Alchian’s work suggests a more fundamental critique of the Card and Krueger study. In his 1950 paper, “Uncertainty, Evolution, and Economic Theory,” he argues that it’s impossible for companies to maximize profits, as economic models assume, because in the real world there is too much uncertainty. Companies rarely have all the information they need to make the best decisions, and even if they did, there’s usually no unambiguously best course of action. For example, one strategy might produce higher profits but carry a higher risk of a big loss. A second strategy might mean lower profits but also a lower risk.

Markets Force Companies To Evolve

On its face, dropping the assumption that companies can maximize profits seems to explain Card’s and Krueger’s conclusion. If companies are not profit-maximizing, then we have no reason to assume that they consciously reduce their use of labor in response to higher minimum wages.

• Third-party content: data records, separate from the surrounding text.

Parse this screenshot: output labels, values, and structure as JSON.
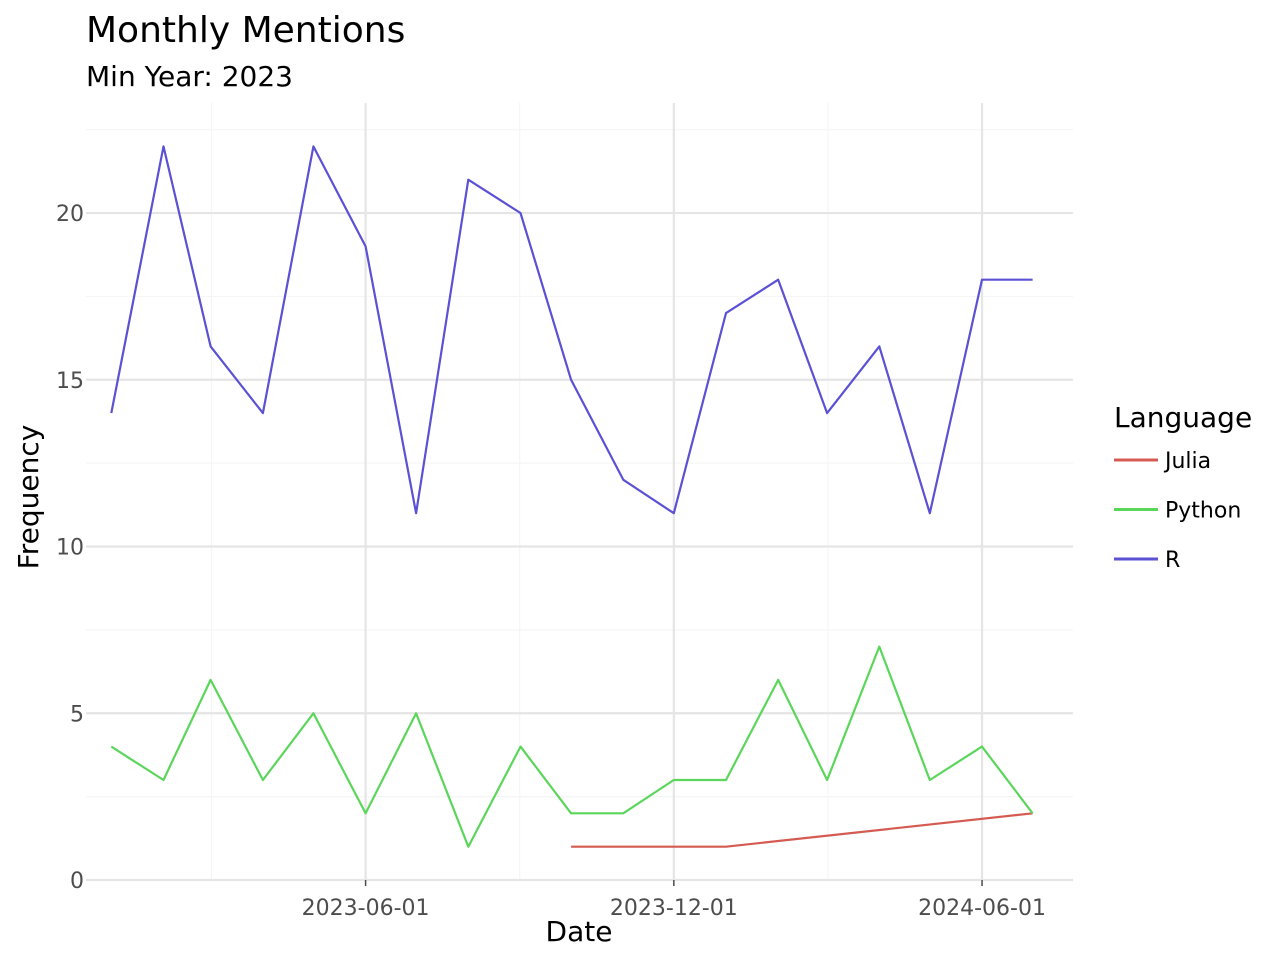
{
  "chart_data": {
    "type": "line",
    "title": "Monthly Mentions",
    "subtitle": "Min Year: 2023",
    "xlabel": "Date",
    "ylabel": "Frequency",
    "x_type": "date",
    "xlim": [
      "2023-01-01",
      "2024-07-10"
    ],
    "ylim": [
      0,
      22.5
    ],
    "x_ticks": [
      {
        "value": "2023-06-01",
        "label": "2023-06-01"
      },
      {
        "value": "2023-12-01",
        "label": "2023-12-01"
      },
      {
        "value": "2024-06-01",
        "label": "2024-06-01"
      }
    ],
    "y_ticks": [
      {
        "value": 0,
        "label": "0"
      },
      {
        "value": 5,
        "label": "5"
      },
      {
        "value": 10,
        "label": "10"
      },
      {
        "value": 15,
        "label": "15"
      },
      {
        "value": 20,
        "label": "20"
      }
    ],
    "grid": true,
    "legend": {
      "title": "Language",
      "position": "right"
    },
    "series": [
      {
        "name": "Julia",
        "color": "#d45b51",
        "points": [
          {
            "x": "2023-10-01",
            "y": 1
          },
          {
            "x": "2023-11-01",
            "y": 1
          },
          {
            "x": "2023-12-01",
            "y": 1
          },
          {
            "x": "2024-01-01",
            "y": 1
          },
          {
            "x": "2024-07-01",
            "y": 2
          }
        ]
      },
      {
        "name": "Python",
        "color": "#5bd65b",
        "points": [
          {
            "x": "2023-01-01",
            "y": 4
          },
          {
            "x": "2023-02-01",
            "y": 3
          },
          {
            "x": "2023-03-01",
            "y": 6
          },
          {
            "x": "2023-04-01",
            "y": 3
          },
          {
            "x": "2023-05-01",
            "y": 5
          },
          {
            "x": "2023-06-01",
            "y": 2
          },
          {
            "x": "2023-07-01",
            "y": 5
          },
          {
            "x": "2023-08-01",
            "y": 1
          },
          {
            "x": "2023-09-01",
            "y": 4
          },
          {
            "x": "2023-10-01",
            "y": 2
          },
          {
            "x": "2023-11-01",
            "y": 2
          },
          {
            "x": "2023-12-01",
            "y": 3
          },
          {
            "x": "2024-01-01",
            "y": 3
          },
          {
            "x": "2024-02-01",
            "y": 6
          },
          {
            "x": "2024-03-01",
            "y": 3
          },
          {
            "x": "2024-04-01",
            "y": 7
          },
          {
            "x": "2024-05-01",
            "y": 3
          },
          {
            "x": "2024-06-01",
            "y": 4
          },
          {
            "x": "2024-07-01",
            "y": 2
          }
        ]
      },
      {
        "name": "R",
        "color": "#5b51d4",
        "points": [
          {
            "x": "2023-01-01",
            "y": 14
          },
          {
            "x": "2023-02-01",
            "y": 22
          },
          {
            "x": "2023-03-01",
            "y": 16
          },
          {
            "x": "2023-04-01",
            "y": 14
          },
          {
            "x": "2023-05-01",
            "y": 22
          },
          {
            "x": "2023-06-01",
            "y": 19
          },
          {
            "x": "2023-07-01",
            "y": 11
          },
          {
            "x": "2023-08-01",
            "y": 21
          },
          {
            "x": "2023-09-01",
            "y": 20
          },
          {
            "x": "2023-10-01",
            "y": 15
          },
          {
            "x": "2023-11-01",
            "y": 12
          },
          {
            "x": "2023-12-01",
            "y": 11
          },
          {
            "x": "2024-01-01",
            "y": 17
          },
          {
            "x": "2024-02-01",
            "y": 18
          },
          {
            "x": "2024-03-01",
            "y": 14
          },
          {
            "x": "2024-04-01",
            "y": 16
          },
          {
            "x": "2024-05-01",
            "y": 11
          },
          {
            "x": "2024-06-01",
            "y": 18
          },
          {
            "x": "2024-07-01",
            "y": 18
          }
        ]
      }
    ]
  }
}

But, Alchian argued, companies face the pressure of competitive markets and are always adapting to changing circumstances, often by chance and with limited foresight. Companies that adapt well will have higher profits than ones that adapt poorly. Less-profitable companies will imitate more-profitable ones, copying their “best practices.” Companies losing money will go out of business.

The process is like biological evolution, Alchian noted: “The economic counterparts of genetic heredity, mutation and natural selection are imitation, selection and positive profits.” In the case of the minimum wage, his evolutionary framework predicts that most jobs will be lost only after a delay. It might take years for companies that don’t adapt to higher minimum wages—such as those that continue to employ large numbers of low-skilled workers—to go out of business. Yet, to guard against confounding factors that might affect the experiment, Card and Krueger measure the treatment and control groups shortly before and after the policy change. As a result, their study and similar ones miss the longer-term effects.

To the extent that Alchian is right, the costs of minimum wage hikes are not easily measured with difference-in-difference studies. His framework suggests that labor economists should be skeptical of strange statistical results that contradict tried-and-true economic theory.